Associated Press video showed bloodied people streaming into a local hospital.

The Green Village, home to many foreigners and heavily guarded by Afghan forces and private security guards, has been a frequent target.

The compound was hit by a suicide car bomber in January who killed at least four people and wounded scores. That blast occurred when the U.S. envoy, Zalmay Khalilzad, was visiting the capital to brief the Afghan government on his negotiations with the Taliban on ending America’s longest war.

Monday’s latest blast occurred during the final minutes of a nationally televised interview with Khalilzad on what a U.S.-Taliban deal might mean for Afghanistan’s future.

Earlier on Monday, Khalilzad showed a draft deal to the Afghan president after declaring that they are “at the threshold of an agreement” following the end of the ninth round of U.S.-Taliban talks in Qatar. The agreement still needs President Donald Trump’s approval.

Reflecting the sensitivity of the negotiations and the Afghan government’s sidelined role in the talks so far, it was not clear whether President Ashraf Ghani was given the draft to keep.

“We have reached an agreement with the Taliban in principle but of course until the U.S. president agrees with it, it isn’t final,” Khalilzad told TOLO news.

He said that under the deal, the first 5,000 U.S. troops would withdraw within 135 days from five bases in Afghanistan. Between 14,000 and 13,000 troops are currently in the country.

Trump last week told Fox News the U.S. plans to reduce its troop presence to 8,600 and then “make a determination from there.” He has been eager to withdraw troops before next year’s election and the draft deal easily meets that deadline.

The reduction would bring troop levels down to roughly where they were when Trump took office in January 2017. A further troop withdrawal is expected to depend on the Taliban meeting conditions of the deal, including a reduction in violence.

Shaken Kabul residents question whether any agreement with the Taliban can be trusted, especially as foreign troops withdraw.

The Taliban are at their strongest since the U.S.-led invasion to topple their government after the Sept. 11, 2001 attacks on the United States, and now control or hold sway over roughly half the country.
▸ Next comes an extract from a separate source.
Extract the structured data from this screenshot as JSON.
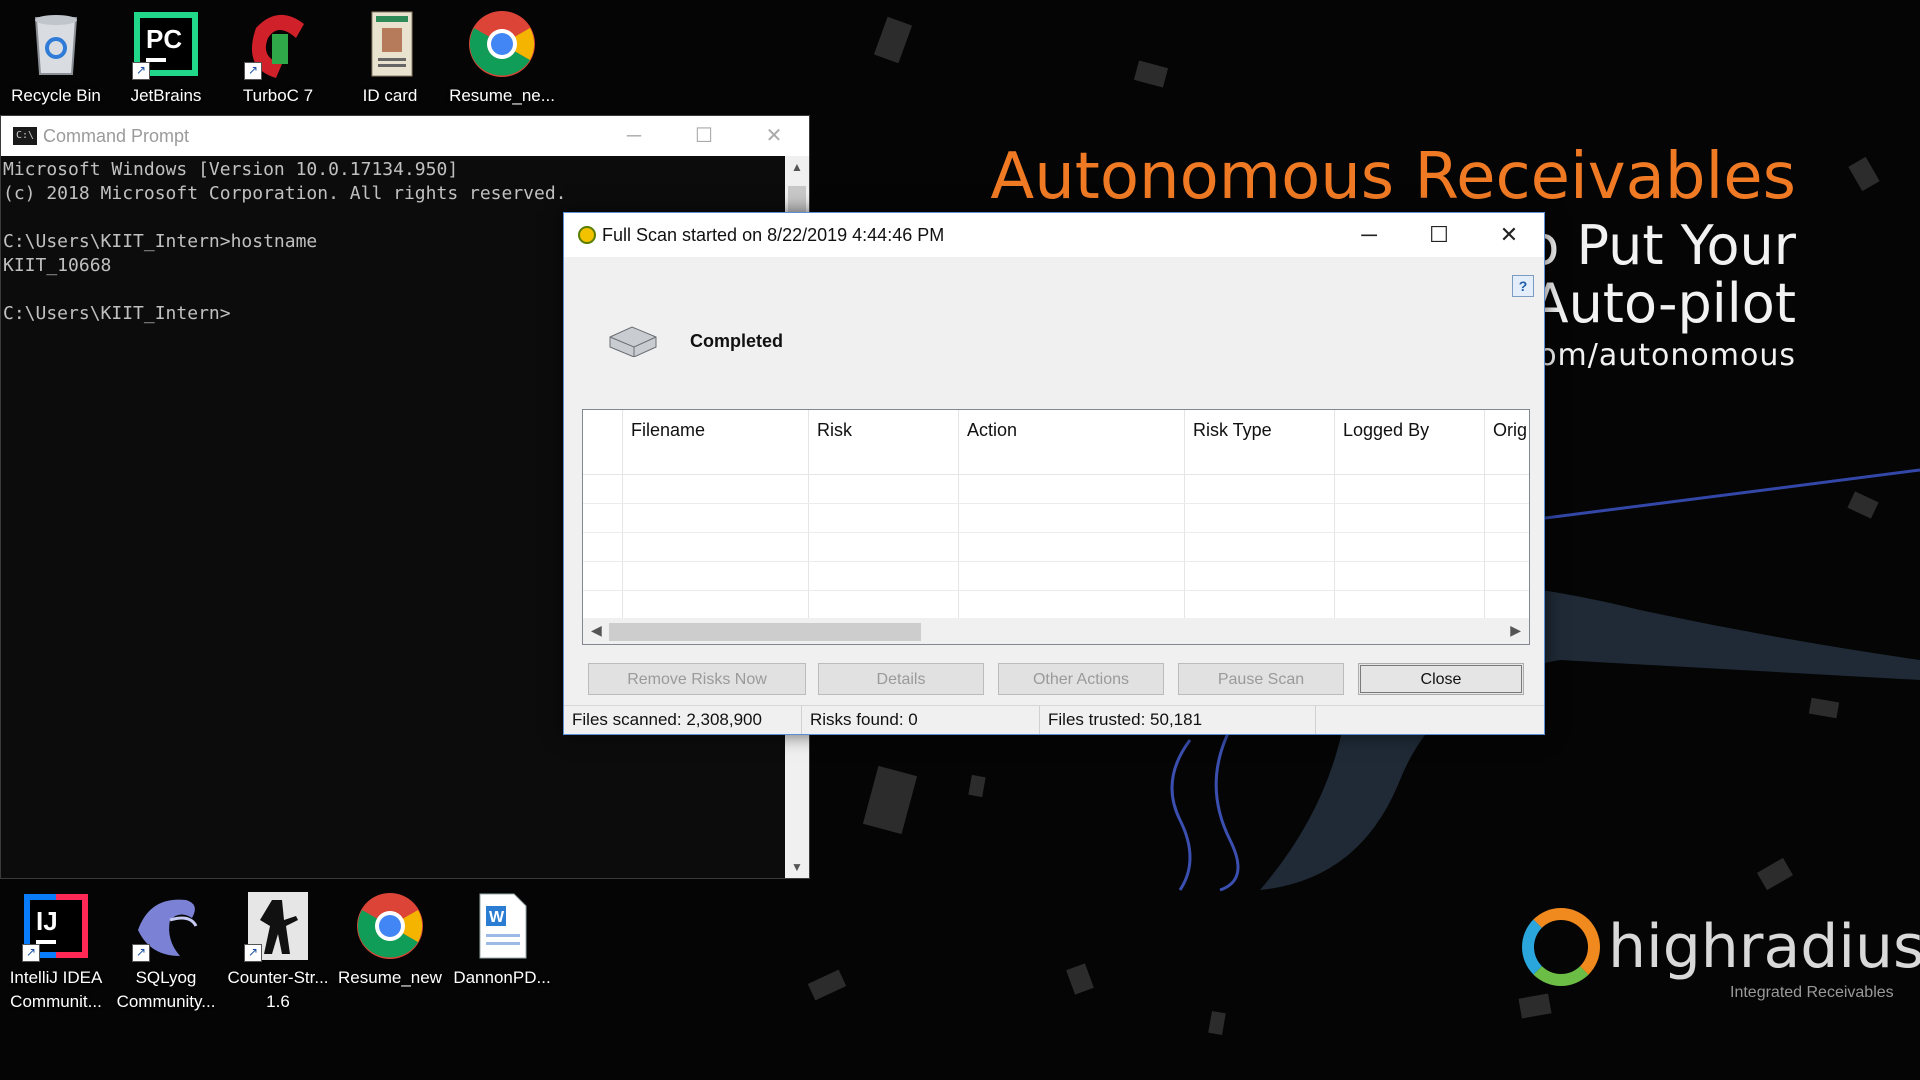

The Taliban want all of the estimated 20,000 U.S. and NATO forces to leave Afghanistan and already portray their departure as the insurgents’ victory.

For its part, the U.S. seeks Taliban assurances that Afghanistan will not be a safe haven for extremist groups to plan and launch global terror attacks.

The Taliban have stepped up attacks in recent months to strengthen their negotiating position, carrying out deadly assaults over the weekend on two provincial capitals.

The United Nations and others say Afghan civilians have suffered, often caught in the crossfire as government forces, backed by the U.S., have pursued the militants with airstrikes and raids. Afghanistan was the world’s deadliest conflict in 2018.

Afghan presidential spokesman Sediq Seddiqi told reporters the government would study the draft U.S.-Taliban deal to make sure it addresses the goals of a lasting ceasefire and direct talks with the Taliban in the near future. “It will take couple of days, probably, that we will get back to them and give them our observations,” he said.

The Afghan government has been shut out of the U.S.-Taliban negotiations, as the militant group dismisses it as a U.S. puppet, but intra-Afghan talks that include the government are meant to follow a U.S.-Taliban deal. The Kabul government says its negotiating team is ready but refuses to say who is on it.

A U.S. official with Khalilzad’s negotiation team recently said that “any potential peace deal will not be based on blind trust, but will instead contain clear commitments that are subject to our monitoring and verification.” The official spoke on condition of anonymity because they were not authorized to discuss the matter with the media.

The official added that a deal would lead to “intra-Afghan negotiations where the Taliban will sit with other Afghans and together they will commit to a permanent and comprehensive ceasefire.”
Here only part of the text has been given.